Por Raquel Rolnik, Aluizio Marino, Pedro Mendonça, Pedro Peixoto, Gisele Brito*

O LabCidade vem produzindo uma série de análises sobre a disseminação do novo Coronavírus na Região Metropolitana de São Paulo, várias delas em parceria com outros grupos e pesquisadores. Essas análises procuram trabalhar em uma escala mais próxima, para permitir a compreensão detalhada do processo de disseminação e  circulação da COVID-19 nas cidades, possibilitando   fornecer subsídios para estratégias territorializadas de enfrentamento a pandemia.

Dando continuidade a esse trabalho, apresentamos aqui uma leitura atualizada da disseminação espacial da COVID-19 a partir do CEP de residência dos pacientes que foram hospitalizados  com COVID-19 (confirmados) e outras Síndromes Respiratórias Agudas Graves (SRAG) não identificadas (suspeitos). Os mapas, a partir de “manchas de calor”, representam os locais com maior concentração de pessoas hospitalizadas,  incorporando a variável tempo.

Esse mapa compreende nove quinzenas epidemiológicas (entre 23 de fevereiro e 11 de julho) e está representado através de uma animação que sobrepõe a concentração de casos confirmados e suspeitos pelas quinzenas – definidas a partir da data do primeiro sintoma.
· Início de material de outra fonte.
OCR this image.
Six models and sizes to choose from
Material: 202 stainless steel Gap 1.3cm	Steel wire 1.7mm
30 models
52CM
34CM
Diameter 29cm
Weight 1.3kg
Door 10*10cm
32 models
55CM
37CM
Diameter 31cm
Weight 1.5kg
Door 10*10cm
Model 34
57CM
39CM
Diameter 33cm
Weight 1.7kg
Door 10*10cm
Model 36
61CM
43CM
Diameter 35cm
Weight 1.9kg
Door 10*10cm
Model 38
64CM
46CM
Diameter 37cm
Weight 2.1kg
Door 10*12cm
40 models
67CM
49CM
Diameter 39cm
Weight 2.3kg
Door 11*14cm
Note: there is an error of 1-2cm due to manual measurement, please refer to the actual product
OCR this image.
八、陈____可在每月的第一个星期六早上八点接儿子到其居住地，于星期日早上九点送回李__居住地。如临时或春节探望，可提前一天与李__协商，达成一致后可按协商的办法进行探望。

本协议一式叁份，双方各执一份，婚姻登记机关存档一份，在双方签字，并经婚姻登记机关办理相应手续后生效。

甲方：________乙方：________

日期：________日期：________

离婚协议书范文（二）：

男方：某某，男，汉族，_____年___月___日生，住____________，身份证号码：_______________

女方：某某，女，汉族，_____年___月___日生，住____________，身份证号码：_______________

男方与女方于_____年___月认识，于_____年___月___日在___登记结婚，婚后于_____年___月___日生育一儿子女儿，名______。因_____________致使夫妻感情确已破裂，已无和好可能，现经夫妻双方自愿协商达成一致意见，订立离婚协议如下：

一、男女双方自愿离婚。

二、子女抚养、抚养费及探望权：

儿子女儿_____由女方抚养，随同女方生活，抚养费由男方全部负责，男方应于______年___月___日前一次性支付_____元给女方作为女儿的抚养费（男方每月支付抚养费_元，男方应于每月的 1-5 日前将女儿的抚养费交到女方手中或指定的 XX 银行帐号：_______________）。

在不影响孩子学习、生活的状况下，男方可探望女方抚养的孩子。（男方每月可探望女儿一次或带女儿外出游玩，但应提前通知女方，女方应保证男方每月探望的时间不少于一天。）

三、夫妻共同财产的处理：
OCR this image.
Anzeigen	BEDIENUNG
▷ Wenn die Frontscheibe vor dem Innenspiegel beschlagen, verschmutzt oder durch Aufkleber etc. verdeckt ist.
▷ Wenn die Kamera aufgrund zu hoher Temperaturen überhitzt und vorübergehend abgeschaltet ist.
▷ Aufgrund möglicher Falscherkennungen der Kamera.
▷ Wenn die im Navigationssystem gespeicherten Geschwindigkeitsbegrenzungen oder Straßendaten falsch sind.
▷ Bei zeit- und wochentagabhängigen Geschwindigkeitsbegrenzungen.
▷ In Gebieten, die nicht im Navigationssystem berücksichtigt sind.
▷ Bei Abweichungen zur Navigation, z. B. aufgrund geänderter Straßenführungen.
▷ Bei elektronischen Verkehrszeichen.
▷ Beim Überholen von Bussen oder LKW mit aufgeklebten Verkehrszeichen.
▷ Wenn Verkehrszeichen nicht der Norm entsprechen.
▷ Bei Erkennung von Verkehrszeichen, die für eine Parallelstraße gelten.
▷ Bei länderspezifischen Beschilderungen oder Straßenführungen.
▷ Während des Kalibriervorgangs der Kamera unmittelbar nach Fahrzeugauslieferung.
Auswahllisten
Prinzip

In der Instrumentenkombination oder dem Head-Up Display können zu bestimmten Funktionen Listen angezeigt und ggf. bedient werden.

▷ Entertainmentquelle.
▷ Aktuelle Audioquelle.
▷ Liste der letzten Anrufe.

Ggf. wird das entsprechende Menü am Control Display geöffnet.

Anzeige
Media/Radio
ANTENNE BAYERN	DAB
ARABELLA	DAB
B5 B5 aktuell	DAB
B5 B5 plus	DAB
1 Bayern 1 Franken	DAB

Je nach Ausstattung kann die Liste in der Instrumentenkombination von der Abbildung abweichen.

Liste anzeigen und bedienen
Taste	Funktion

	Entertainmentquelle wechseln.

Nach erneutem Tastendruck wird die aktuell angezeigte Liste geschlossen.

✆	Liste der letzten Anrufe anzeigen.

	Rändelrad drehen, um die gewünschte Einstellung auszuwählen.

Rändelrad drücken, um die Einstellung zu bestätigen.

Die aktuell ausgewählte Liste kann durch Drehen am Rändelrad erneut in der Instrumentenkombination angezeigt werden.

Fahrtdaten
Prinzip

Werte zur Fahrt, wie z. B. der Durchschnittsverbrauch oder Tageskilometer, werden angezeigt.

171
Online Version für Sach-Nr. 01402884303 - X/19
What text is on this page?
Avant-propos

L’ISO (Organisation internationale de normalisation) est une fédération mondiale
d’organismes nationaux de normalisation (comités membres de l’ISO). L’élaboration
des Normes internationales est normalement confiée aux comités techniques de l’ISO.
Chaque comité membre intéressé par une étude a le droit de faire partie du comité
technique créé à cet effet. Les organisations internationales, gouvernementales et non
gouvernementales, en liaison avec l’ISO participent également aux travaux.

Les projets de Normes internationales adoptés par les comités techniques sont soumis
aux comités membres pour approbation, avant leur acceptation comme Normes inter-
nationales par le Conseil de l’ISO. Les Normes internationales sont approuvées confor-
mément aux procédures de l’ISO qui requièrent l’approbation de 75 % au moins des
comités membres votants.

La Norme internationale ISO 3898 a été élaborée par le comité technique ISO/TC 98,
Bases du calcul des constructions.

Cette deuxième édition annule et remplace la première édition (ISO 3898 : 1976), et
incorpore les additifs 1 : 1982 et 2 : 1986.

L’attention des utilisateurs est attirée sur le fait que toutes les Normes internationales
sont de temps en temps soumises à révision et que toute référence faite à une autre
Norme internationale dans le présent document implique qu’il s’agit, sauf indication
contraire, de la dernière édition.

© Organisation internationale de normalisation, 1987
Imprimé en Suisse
Esse material, ao introduzir a temporalidade nos mapas de concentração,  revela um quadro epidemiológico dinâmico, mostrando o movimento de circulação do vírus na metrópole.

Esse movimento das concentrações reforça a importância de uma ação de prevenção e contenção que leve em consideração a heterogeneidade dos territórios (o que não tem ocorrido),  e dos múltiplos fatores que aumentam os riscos de disseminação do vírus, como a circulação para o trabalho e a adesão ao isolamento social, mesmo no interior dos distritos, unidade de análise que vem sendo privilegiada na divulgação dos dados e mapas institucionais e na formação do olhar da opinião pública.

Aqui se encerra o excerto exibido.